Yesterday, I shared that I had met Superman actor Dean Cain and we’d talked about play. Did you know that superhero play, besides being fun and exciting for kids, has lots of opportunities for learning? When kids play superheros, they get to pretend they are brave and special. No wonder it’s so appealing. Even adults like to feel that way. Here are just a few aspects of superhero play.
Superhero play is active and the movement and physical involvement are important for learning, both for bodies and brains. When kids are physically active, they are using problem-solving skills such as how to get from one spot to another as fast as possible. This can include figuring out the body’s position in space, when and how to move around objects, what body part to move before others, and so on. The brain is making pathways and connections that will be used for in other kinds of learning, such as language, predicting, comparing, etc.
Superhero play gives kids an opportunity to practice social skills and self-control. Kids need to learn how much action is okay and how much is too much as they engage with others. there can be lots of negotiation as kids decide who is going to have which super powers. Controlling impulses is a self-regulation skill that can be challenging to learn.
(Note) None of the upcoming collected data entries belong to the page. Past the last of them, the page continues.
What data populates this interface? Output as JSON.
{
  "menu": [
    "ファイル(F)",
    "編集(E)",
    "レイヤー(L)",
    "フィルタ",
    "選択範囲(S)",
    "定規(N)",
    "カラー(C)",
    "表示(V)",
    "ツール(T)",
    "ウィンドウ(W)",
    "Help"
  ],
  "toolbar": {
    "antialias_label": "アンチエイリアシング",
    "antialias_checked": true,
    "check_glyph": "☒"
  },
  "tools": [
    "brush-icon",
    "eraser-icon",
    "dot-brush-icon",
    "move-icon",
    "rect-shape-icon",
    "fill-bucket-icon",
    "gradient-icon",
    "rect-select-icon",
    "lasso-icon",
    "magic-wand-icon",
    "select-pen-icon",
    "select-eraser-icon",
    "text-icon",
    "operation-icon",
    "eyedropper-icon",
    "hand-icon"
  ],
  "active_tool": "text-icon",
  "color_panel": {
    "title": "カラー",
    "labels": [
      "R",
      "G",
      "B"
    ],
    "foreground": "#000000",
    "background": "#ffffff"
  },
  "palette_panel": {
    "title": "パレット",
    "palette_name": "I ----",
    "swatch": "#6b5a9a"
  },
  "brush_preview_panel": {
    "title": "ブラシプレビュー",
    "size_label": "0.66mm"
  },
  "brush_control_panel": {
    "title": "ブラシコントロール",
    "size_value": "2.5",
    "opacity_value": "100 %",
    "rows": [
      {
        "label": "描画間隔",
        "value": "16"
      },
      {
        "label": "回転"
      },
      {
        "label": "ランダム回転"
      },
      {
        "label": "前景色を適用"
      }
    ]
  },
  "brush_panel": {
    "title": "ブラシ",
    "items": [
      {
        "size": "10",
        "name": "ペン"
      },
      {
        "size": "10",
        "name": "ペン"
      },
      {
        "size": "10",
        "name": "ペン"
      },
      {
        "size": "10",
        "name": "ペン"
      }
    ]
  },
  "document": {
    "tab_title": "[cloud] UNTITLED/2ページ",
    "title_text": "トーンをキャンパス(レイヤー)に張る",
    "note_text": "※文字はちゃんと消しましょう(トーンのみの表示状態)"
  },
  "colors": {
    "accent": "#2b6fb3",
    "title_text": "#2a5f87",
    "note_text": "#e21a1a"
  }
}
Kids might want to use their super fast running but they have to save the warp speed for outside where there’s lots of space and slow down in the house.
Often, superheros need to come to the rescue. Caring for others is an important value we all want children to have. Superheros may have a quest or a mission. This helps kids learn the valuable life lesson that actions in the present may not have their reward until some time in the future.
These are just a few of the reasons why superhero play has a role in early childhood development. Does your child have a favorite superhero?